Hello,
On 4/13/24 14:57, Akihiko Odaki wrote:
...
+static void
+virtio_gpu_virgl_unmap_resource_blob(VirtIOGPU *g,
+ struct
virtio_gpu_simple_resource *res)
+{
+ VirtIOGPUBase *b = VIRTIO_GPU_BASE(g);
+
+ if (!res->mr) {
+ return;
+ }
+
+ memory_region_set_enabled(res->mr, false);
+ memory_region_del_subregion(&b->hostmem, res->mr);
+
+ /* memory region owns res->mr object and frees it when mr is
released */
+ res->mr = NULL;
+
+ virgl_renderer_resource_unmap(res->resource_id);
Hi,
First, thanks for keeping working on this.
This patch has some changes since the previous version, but it is still
vulnerable to the race condition pointed out. The memory region is
asynchronously unmapped from the guest address space, but the backing
memory on the host address space is unmapped synchronously before that.

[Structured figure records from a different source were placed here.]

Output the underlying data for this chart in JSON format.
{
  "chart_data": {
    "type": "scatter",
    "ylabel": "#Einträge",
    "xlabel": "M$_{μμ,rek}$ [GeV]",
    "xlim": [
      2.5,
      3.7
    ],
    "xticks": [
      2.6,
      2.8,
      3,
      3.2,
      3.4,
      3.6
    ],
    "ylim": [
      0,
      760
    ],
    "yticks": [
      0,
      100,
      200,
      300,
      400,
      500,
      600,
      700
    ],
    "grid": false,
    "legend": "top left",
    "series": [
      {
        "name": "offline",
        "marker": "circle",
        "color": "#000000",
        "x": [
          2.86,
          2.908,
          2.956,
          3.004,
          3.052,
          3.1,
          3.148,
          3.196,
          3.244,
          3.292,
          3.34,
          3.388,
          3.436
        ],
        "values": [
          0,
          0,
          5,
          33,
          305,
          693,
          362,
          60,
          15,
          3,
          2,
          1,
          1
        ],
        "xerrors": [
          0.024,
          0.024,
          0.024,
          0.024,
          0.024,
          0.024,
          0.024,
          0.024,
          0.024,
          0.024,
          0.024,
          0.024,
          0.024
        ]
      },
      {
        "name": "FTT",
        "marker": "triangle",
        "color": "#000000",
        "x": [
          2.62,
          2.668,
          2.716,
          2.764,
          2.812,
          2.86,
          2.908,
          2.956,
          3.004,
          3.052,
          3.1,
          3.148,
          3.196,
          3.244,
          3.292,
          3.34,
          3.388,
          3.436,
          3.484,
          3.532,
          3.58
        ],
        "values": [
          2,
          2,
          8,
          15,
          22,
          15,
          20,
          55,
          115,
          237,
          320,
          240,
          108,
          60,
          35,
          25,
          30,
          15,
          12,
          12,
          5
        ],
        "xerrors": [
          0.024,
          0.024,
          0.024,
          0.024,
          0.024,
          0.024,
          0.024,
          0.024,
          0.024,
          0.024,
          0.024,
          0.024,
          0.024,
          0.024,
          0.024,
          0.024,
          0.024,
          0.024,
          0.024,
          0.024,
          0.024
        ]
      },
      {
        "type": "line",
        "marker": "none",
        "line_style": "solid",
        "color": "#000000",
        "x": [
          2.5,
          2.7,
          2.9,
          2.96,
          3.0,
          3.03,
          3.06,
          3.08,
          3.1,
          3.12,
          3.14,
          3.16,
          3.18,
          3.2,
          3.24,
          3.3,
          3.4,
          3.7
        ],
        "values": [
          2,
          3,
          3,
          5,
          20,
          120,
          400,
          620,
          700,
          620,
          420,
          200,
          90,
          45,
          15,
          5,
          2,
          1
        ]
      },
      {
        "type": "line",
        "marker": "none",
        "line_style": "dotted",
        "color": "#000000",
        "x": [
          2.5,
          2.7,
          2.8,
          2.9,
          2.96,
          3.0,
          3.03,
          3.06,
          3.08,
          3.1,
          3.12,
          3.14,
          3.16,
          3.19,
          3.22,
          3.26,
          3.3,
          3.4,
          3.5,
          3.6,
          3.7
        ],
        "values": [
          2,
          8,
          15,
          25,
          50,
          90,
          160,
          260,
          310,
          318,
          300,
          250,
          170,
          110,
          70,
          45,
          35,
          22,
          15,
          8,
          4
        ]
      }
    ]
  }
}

This results in use-after-free. The whole unmapping operation needs to
be implemented in an asynchronous manner.
Thanks for the clarification! I missed this point from the previous
discussion.
Could you please clarify what do you mean by the "asynchronous manner"?

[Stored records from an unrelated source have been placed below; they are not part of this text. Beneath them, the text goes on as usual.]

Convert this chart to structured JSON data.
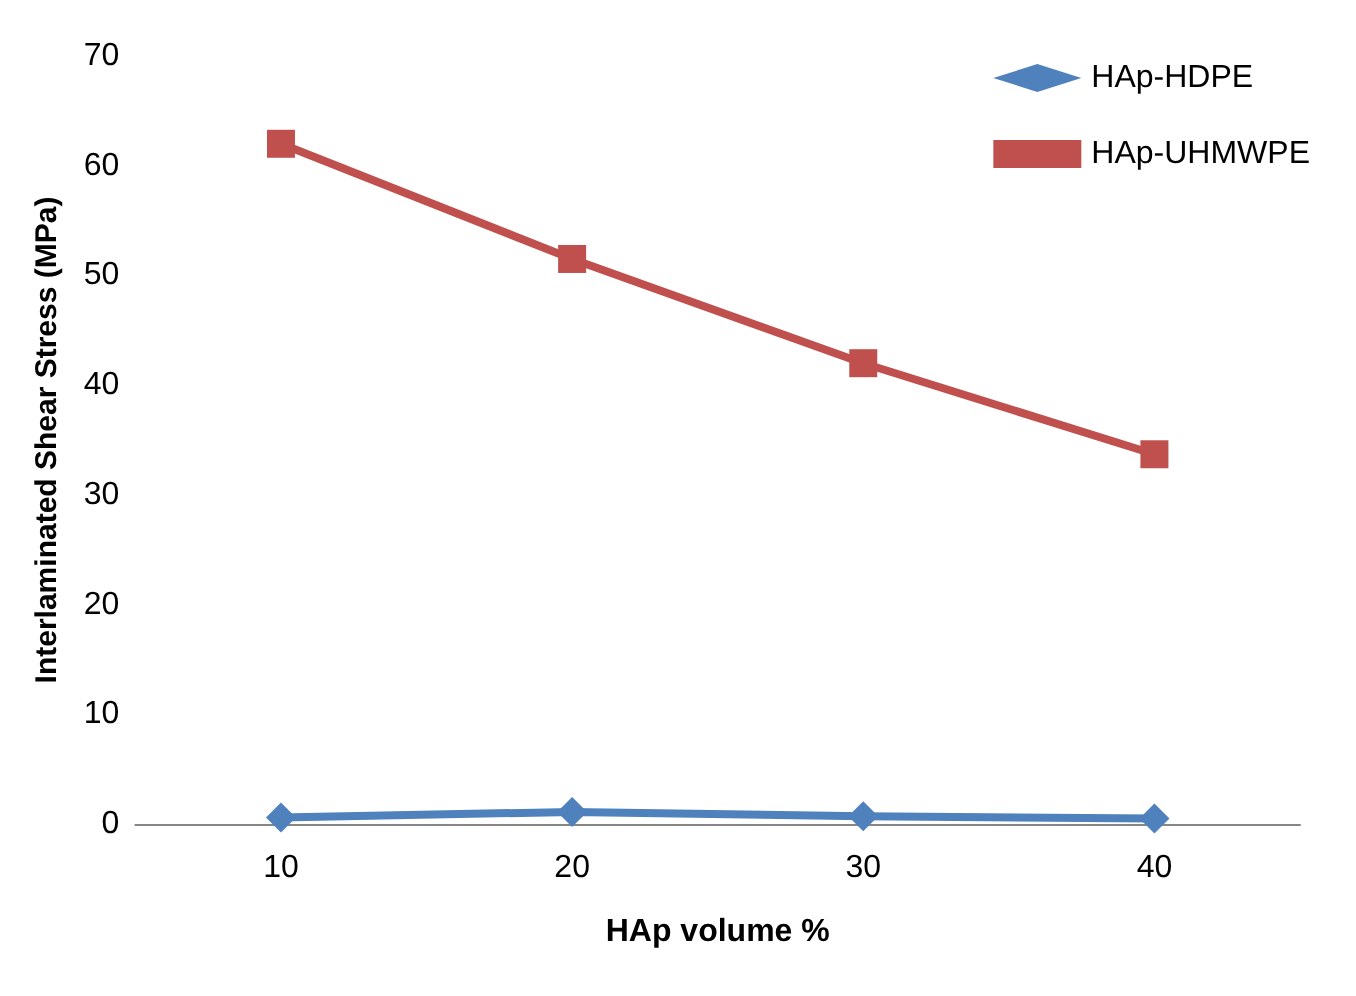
{
  "chart_data": {
    "type": "line",
    "xlabel": "HAp volume %",
    "ylabel": "Interlaminated Shear Stress (MPa)",
    "categories": [
      "10",
      "20",
      "30",
      "40"
    ],
    "series": [
      {
        "name": "HAp-HDPE",
        "color": "#4f81bd",
        "marker": "diamond",
        "values": [
          0.6,
          1.1,
          0.7,
          0.5
        ]
      },
      {
        "name": "HAp-UHMWPE",
        "color": "#c0504d",
        "marker": "square",
        "values": [
          62,
          51.5,
          42,
          33.7
        ]
      }
    ],
    "ylim": [
      0,
      70
    ],
    "yticks": [
      0,
      10,
      20,
      30,
      40,
      50,
      60,
      70
    ],
    "grid": false,
    "legend": "top right",
    "line_style": "solid"
  }
}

Virglrenderer API works only in the virtio-gpu-gl context, it can't be
accessed from other places.
The memory_region_del_subregion() should remove the region as long as
nobody references it, isn't it? On Linux guest nobody should reference
hostmem regions besides virtio-gpu device on the unmap, don't know about
other guests.
We can claim it a guest's fault if MR lives after the deletion and in
that case exit Qemu with a noisy error msg or leak resource. WDYT?